La Politique, L'Histoire, La Mort et Moi.

Publié le par Oscar

"...Heureux à cet égard les historiens qui ne s'interessent qu'à des temps abolis ! Le risque  est plus grand encore si l'entreprise postule la continuité d'hier à aujourd'hui :  chaque événement qui surgit menace de remettre en question l'explication avancée, qui risque de sortir accablée de la confrontation avec l'évolution qui se poursuit."
René Rémond, Les Droites en France, préface à l'édition de 1982.

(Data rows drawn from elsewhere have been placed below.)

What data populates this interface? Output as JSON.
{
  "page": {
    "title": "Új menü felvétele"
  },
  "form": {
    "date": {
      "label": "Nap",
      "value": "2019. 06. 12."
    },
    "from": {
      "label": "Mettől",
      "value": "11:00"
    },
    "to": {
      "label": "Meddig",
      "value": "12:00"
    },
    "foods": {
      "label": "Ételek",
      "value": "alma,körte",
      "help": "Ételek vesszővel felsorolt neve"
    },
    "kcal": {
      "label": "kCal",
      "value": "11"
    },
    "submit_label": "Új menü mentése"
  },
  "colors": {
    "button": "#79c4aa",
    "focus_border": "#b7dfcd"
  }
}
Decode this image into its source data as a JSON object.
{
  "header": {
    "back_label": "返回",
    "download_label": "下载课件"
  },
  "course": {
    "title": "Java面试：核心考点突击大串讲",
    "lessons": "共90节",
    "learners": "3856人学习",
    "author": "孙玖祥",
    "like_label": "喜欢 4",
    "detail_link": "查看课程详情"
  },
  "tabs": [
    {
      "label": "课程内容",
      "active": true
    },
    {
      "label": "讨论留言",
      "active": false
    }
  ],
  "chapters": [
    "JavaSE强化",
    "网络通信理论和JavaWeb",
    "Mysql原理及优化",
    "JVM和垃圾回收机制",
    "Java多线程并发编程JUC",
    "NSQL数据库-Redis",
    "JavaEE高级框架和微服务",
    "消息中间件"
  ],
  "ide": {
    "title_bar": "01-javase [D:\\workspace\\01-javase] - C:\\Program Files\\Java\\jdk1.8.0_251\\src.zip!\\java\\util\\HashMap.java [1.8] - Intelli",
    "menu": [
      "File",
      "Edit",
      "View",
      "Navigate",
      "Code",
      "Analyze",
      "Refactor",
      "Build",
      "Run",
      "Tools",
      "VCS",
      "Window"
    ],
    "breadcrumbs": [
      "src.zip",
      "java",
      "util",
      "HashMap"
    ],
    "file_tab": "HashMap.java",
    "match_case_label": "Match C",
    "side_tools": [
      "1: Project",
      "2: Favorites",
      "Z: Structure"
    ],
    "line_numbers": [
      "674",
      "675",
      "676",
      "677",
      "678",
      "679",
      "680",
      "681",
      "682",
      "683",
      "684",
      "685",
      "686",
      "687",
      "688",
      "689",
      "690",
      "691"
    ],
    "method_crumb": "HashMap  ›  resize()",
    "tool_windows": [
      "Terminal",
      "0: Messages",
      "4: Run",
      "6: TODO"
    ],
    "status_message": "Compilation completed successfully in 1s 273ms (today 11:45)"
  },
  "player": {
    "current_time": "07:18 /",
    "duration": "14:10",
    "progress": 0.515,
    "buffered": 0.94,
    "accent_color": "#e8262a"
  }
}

J’ai appris avec un peu de retard la mort de René Rémond. Pour certains, pour une grande partie, cette mort n’a que peu d’importance. Pas plus alors que celles (trop discrètes) de Paul Ricœur ou de Lucie Aubrac.
Pour ceux qui n’ont jamais entendu parler de lui, jetez un œil sur Wikipédia.
 

 

Cette mort ne me « touche » pas affectivement, ni même intellectuellement. Comment être triste pour celui que l’on ne connaît pas ? Comment être triste face à la grandeur de son œuvre ?
J’avais à l’égard de cet historien un certain sentiment d’accomplissement. La façon avec laquelle il a réussit à marquer son temps en même temps que l’histoire de notre temps est stupéfiante. L’Académie Française, fut pour lui la suite logique d’un parcours classique, magistralement mené. Pour l’anecdote, la rumeur voudrait que le premier mot sur lequel il du se pencher fut le mot « merde ».
 
Si cette mort me touche, c’est plus par la symbolique de cette date.
 
Pour comprendre cela il faut remonter à ma fringante seizième année, jeune bachelier, j’aspirais alors à posséder le monde. A cette fin, je me plongeais activement dans Introduction à l’histoire de notre temps, un délice. Cours vieux(1974), rapide, parfois déroutant pour un jeune bachelier… Pourtant c’était l’été, j’ai lu chacun des trois tomes d’une traite, au soleil, ne pouvant me résigner à aller benoîtement à la plage sans avoir achevé ce « cours ».
 
Le livre m’avait été conseillé, je ne connaissais pas alors R.R. Je demandais de fait, à mon oncle, d’une érudition infinie, qui était ce quidam qui venait tout bonnement de réduire à néant une après-midi de vacances ensoleillée !  Et lui de me répondre :
« …un vieux que l’on ressort à chaque élections pour commenter les résultats sur les plateaux télé…il doit sucrer les fraises maintenant…mais c’est sympa son truc… »
…il parlait bien sûr du livre précédemment cité que je tenais alors à la main.
 
René Rémond a alors été pour moi ce livre et l’image de ce vieux sage qui commente, au dessus- de la mêlé les tribulations démocratiques des français.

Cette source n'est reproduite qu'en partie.